I smile. The orange color is beautiful. Almost translucent with hints of golden yellow around the edges. It looks like a little flame. I take it from her and study it for a few seconds before snapping a pic for Instagram.

I’m almost forcing myself to post stories at this point. I usually want to share everything I’m doing, what’s happening to me, the colors and joys of life. But recently, I feel gray and plain. There’s nothing I really want to show the world. I want to hide away. Things aren’t as colorful as they were before. I swipe through the filters on Instagram, trying to find the best one in which to color my little leaf in the poor lighting of my apartment.

Chaowen texts me later a much clearer picture of the leaf when she first picked it up. It’s vibrant and lively. Her fingers are slimmer than mine, her nails delicate and clean. I love that picture. Green grass, hints of blue sky, and gray clouds appear in the backdrop (also beautiful), but the leaf is crisp and clear in the foreground.
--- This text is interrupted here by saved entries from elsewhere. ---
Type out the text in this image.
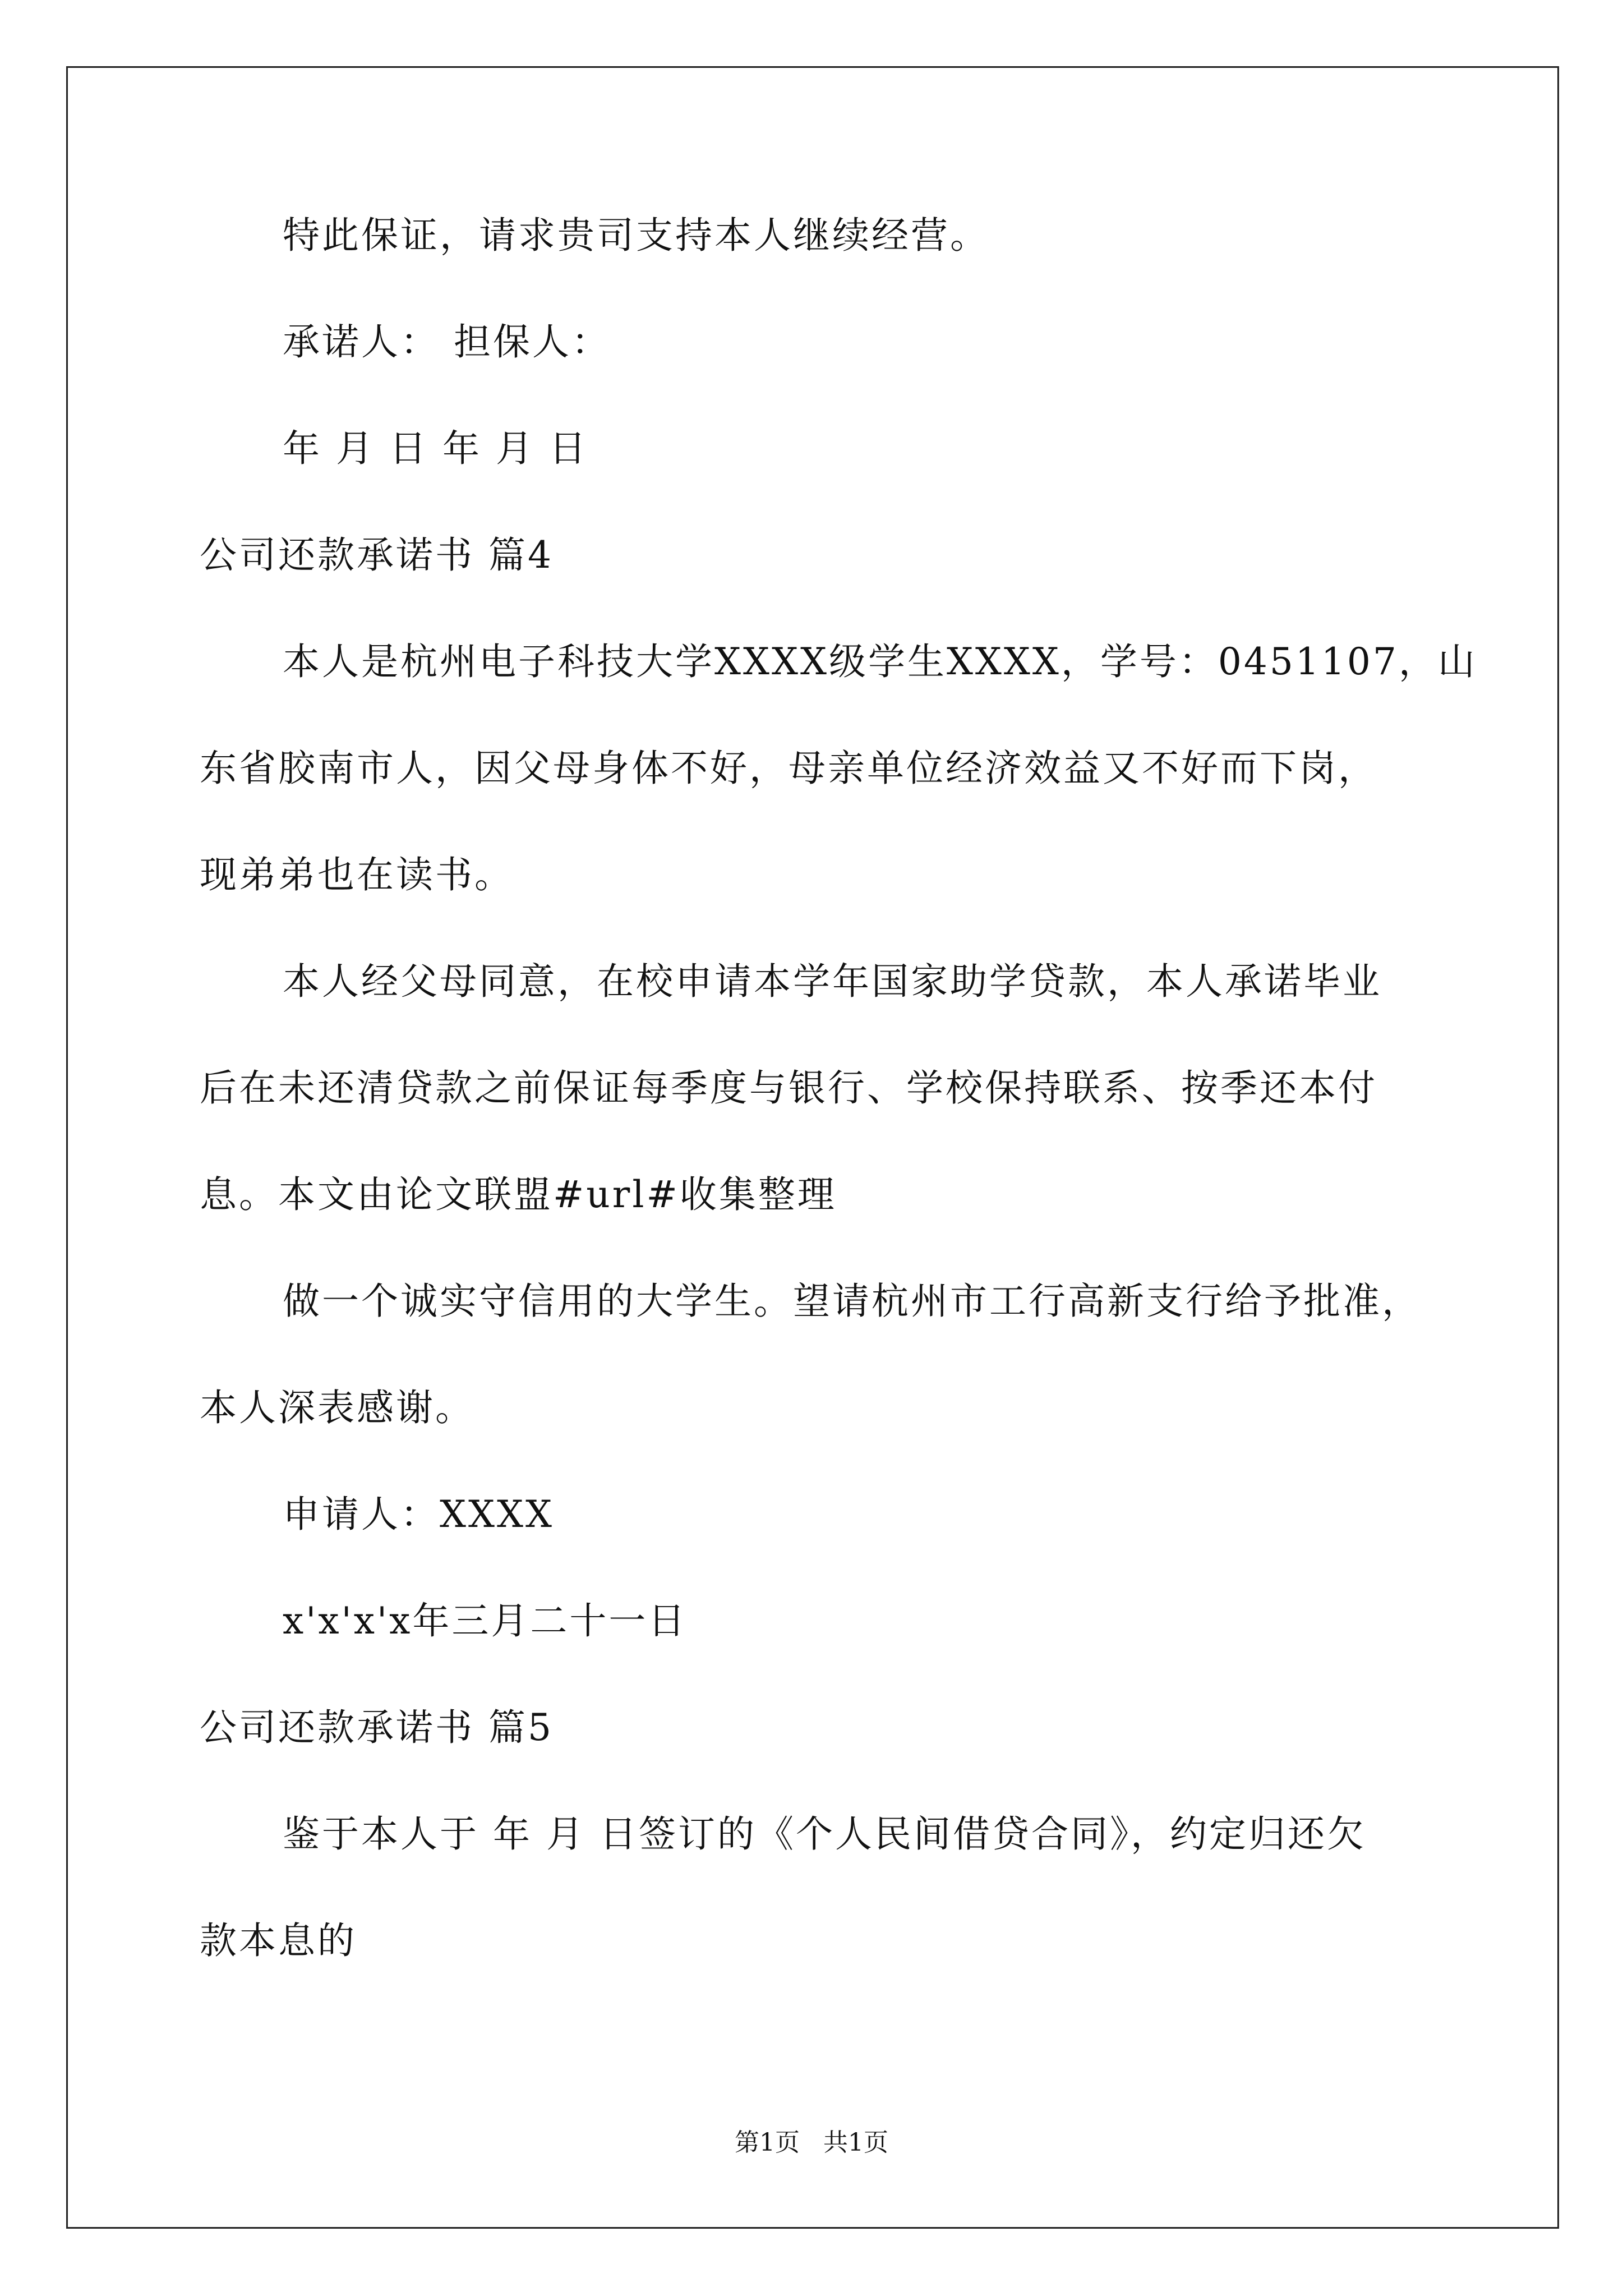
特此保证，请求贵司支持本人继续经营。
承诺人： 担保人：
年 月 日 年 月 日
公司还款承诺书 篇4
本人是杭州电子科技大学XXXX级学生XXXX，学号：0451107，山
东省胶南市人，因父母身体不好，母亲单位经济效益又不好而下岗，
现弟弟也在读书。
本人经父母同意，在校申请本学年国家助学贷款，本人承诺毕业
后在未还清贷款之前保证每季度与银行、学校保持联系、按季还本付
息。本文由论文联盟#url#收集整理
做一个诚实守信用的大学生。望请杭州市工行高新支行给予批准，
本人深表感谢。
申请人：XXXX
x'x'x'x年三月二十一日
公司还款承诺书 篇5
鉴于本人于 年 月 日签订的《个人民间借贷合同》，约定归还欠
款本息的
第1页 共1页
The top of it looks like a little dancing wisp of fire; it lights up the whole picture.

“I thought of you when I was picking it up.”
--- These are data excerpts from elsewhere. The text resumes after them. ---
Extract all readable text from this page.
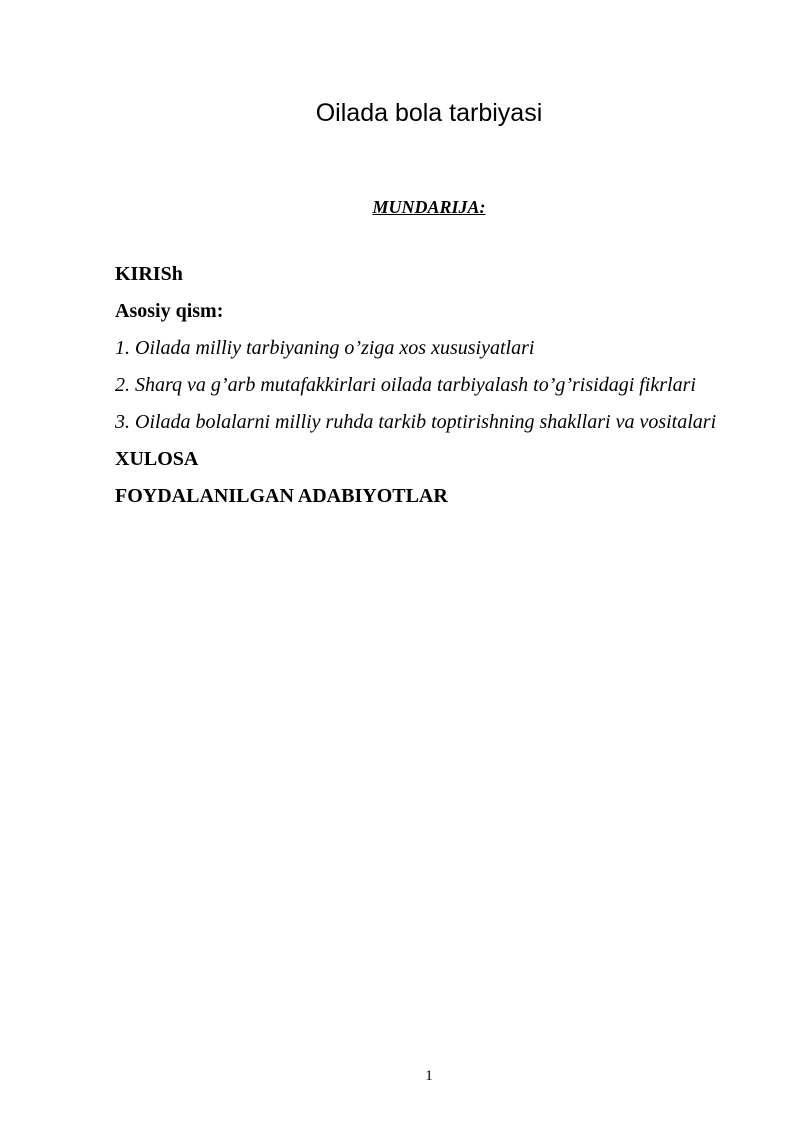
Oilada bola tarbiyasi
MUNDARIJA:
KIRISh
Asosiy qism:
1. Oilada milliy tarbiyaning o’ziga xos xususiyatlari
2. Sharq va g’arb mutafakkirlari oilada tarbiyalash to’g’risidagi fikrlari
3. Oilada bolalarni milliy ruhda tarkib toptirishning shakllari va vositalari
XULOSA
FOYDALANILGAN ADABIYOTLAR
1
It’s not uncommon for my close friends to gift me with orange things. They know my obsession with it and how something as simple as an orange hair tie could make me shimmy for joy (thanks Judy). I love orange. It lights up the room. It’s bold. It’s warm. It’s friendly and inviting. It’s so happy. It’s everything I want to be.

I wonder why people say they feel blue. I don’t feel blue. Blue is calm. Blue is peaceful. Blue is quiet. I don’t feel like a color; I feel colorless.

I feel like static. I feel like white noise. I feel like fog.

What am I trying to say?

I want to be hopeful. I want to keep fighting. I want to be strong. I want to be orange. I want to keep fanning the flames. I want to be light and color in the midst of gray.

My soul is very weary. Depression is fucking hard.

I feel far from God because it’s been so hard to pray. I read His Word and feel nothing, retain nothing. But, even still I know this: He is faithful. This has happened to me before and He brought me out of it. I have cursed Him out before and He blessed me in return. I have questioned His goodness multiple times and He has never left my side.

So, I will trust in you, Lord. Even when I feel like I’ve gone colorblind – I will keep trusting you.